Your brain, not being rested enough, will have trouble coordinating your body in space. This will cause you to bump into things or trip. Precise tasks will suffer most, but it will reflect on more mundane things too, like going up or down the stairs.
Less emotional control
Being tired will influence your restraint. It usually requires a lot of thought not to do something, an as being sleep deprived will take a toll on your processing ability, you will find yourself acting more impulsively. It will also be much easier for your emotions to be significantly influenced by something you see or hear. You can expect bouts of anger, sadness, giddiness or anxiety. Another consequence is increased irritability and less control over how you react to outside stimulus.
Sleep is inevitable
Another side-effect of sleep deprivation is the so-called micro-sleep phenomenon. Since the brain cannot function without any rest, it will shut-down for short time intervals. These won’t last more than around five seconds but will be very disorienting. In addition, micro-sleep can have potentially catastrophic consequences should it happen while you are, for example, driving.
Trouble with memory
We’ve established by now that lack of sleep has heavy costs for the brain. Another is weakening the ability to form new memories and recall existing ones. When sleep deprived, the brain simply doesn’t have as much processing power, making it harder to call up a memory. As for the new memories, in order to be created, we need to focus on what we’re doing at the moment.
For example, we often forget where we put our phone or keys. This happens because we do these activities without much though. Sleep deprivation makes this the case for all we do. We can’t properly focus on whatever we’re doing at the moment, making it more difficult for the brain to remember the actions. The longer we stay awake, the worse this condition becomes. A great example is Peter Tripp, a radio DJ, who in 1959 stayed awake for several days to raise money for charity. By the 100th hour, he had forgotten the alphabet.
Should you stay awake for a longer period of time, you should expect hallucination to start appearing. These can be especially harmful to people who already have certain psychological conditions. These types of hallucinations have been well recorded throughout history. Peter Tripp, who we mentioned earlier, began hallucinating around 120th hour. He became convinced that his shoes were full of spiders, that a man in a dark overcoat was an undertaker and that a drawer was on fire.

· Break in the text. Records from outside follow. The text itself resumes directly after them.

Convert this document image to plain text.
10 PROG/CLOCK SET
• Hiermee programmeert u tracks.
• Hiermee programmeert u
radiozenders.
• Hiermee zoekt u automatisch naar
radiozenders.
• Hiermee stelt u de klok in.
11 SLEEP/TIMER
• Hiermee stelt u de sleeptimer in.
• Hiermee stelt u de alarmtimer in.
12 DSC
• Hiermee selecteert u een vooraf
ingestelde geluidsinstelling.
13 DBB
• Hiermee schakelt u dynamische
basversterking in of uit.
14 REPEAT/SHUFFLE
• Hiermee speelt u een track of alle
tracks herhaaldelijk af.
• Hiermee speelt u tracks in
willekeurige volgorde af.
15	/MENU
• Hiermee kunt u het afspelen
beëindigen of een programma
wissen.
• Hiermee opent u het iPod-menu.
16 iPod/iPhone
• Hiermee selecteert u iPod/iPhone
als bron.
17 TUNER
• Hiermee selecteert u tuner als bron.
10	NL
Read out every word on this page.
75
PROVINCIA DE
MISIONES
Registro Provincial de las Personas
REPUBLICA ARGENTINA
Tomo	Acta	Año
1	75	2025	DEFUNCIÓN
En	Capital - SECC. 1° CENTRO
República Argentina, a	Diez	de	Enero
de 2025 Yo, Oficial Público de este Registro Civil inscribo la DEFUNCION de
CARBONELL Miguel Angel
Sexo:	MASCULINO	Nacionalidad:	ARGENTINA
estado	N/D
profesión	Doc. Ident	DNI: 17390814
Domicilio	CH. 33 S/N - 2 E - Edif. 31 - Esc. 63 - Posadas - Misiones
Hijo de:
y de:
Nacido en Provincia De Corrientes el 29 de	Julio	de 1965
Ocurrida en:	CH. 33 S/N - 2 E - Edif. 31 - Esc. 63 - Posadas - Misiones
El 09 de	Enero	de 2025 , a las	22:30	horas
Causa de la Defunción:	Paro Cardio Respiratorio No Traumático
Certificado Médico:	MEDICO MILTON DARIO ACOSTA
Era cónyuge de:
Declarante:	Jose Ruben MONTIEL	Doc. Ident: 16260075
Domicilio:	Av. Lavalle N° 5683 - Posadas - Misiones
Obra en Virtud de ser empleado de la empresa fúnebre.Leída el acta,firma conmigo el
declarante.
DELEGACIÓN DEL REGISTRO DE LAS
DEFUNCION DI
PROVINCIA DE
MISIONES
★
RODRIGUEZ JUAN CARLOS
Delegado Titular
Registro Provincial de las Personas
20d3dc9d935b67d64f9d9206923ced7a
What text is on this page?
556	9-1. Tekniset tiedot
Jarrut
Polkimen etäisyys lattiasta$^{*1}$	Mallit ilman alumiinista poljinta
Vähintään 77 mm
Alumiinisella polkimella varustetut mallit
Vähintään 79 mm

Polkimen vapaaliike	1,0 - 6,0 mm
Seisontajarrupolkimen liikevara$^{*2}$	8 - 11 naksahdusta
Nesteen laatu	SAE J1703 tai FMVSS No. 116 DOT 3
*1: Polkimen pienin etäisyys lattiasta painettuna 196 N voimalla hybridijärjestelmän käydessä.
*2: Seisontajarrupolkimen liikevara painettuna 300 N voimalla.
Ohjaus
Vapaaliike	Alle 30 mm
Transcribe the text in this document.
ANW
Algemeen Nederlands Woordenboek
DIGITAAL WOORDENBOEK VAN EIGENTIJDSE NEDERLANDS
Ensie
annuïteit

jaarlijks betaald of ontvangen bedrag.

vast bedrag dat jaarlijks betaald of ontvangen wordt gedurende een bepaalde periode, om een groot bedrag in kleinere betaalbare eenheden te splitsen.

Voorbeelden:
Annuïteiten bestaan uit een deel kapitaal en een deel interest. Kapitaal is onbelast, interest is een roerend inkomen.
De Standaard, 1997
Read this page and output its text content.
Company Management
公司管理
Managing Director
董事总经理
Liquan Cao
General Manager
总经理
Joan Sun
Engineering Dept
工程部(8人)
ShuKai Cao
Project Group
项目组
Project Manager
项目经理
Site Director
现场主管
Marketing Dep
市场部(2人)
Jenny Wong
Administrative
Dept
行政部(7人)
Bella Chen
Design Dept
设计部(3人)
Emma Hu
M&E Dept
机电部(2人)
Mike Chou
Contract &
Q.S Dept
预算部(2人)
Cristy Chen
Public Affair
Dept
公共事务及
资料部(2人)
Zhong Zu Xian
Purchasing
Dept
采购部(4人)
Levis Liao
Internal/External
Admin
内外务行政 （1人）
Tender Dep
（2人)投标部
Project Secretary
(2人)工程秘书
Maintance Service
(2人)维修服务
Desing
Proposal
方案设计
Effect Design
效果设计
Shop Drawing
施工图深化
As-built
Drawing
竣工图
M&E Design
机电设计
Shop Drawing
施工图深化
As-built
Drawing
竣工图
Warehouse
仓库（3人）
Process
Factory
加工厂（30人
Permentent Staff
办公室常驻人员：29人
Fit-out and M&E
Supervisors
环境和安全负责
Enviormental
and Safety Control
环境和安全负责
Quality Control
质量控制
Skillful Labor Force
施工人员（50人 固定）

Another well-known case is that of Randy Gardner. He didn’t sleep for eleven days or 264 hours straight. This was done in 1963, as part of a science fair project. Gardner, who was white, skinny and 17 at the time, on the fourth day began hallucinating that he is Paul Lowe, a black football player.
Both of these cases ended with the subjects going to sleep after their vigils, sleeping for 13-14 hours and waking up without any serious consequences.
Do keep in mind, however, that these were one-time, extreme sleep-deprivation cases. The true danger lies in long-term sleep deprivation that happens, not when we do not sleep at all, but rather when we do not sleep enough.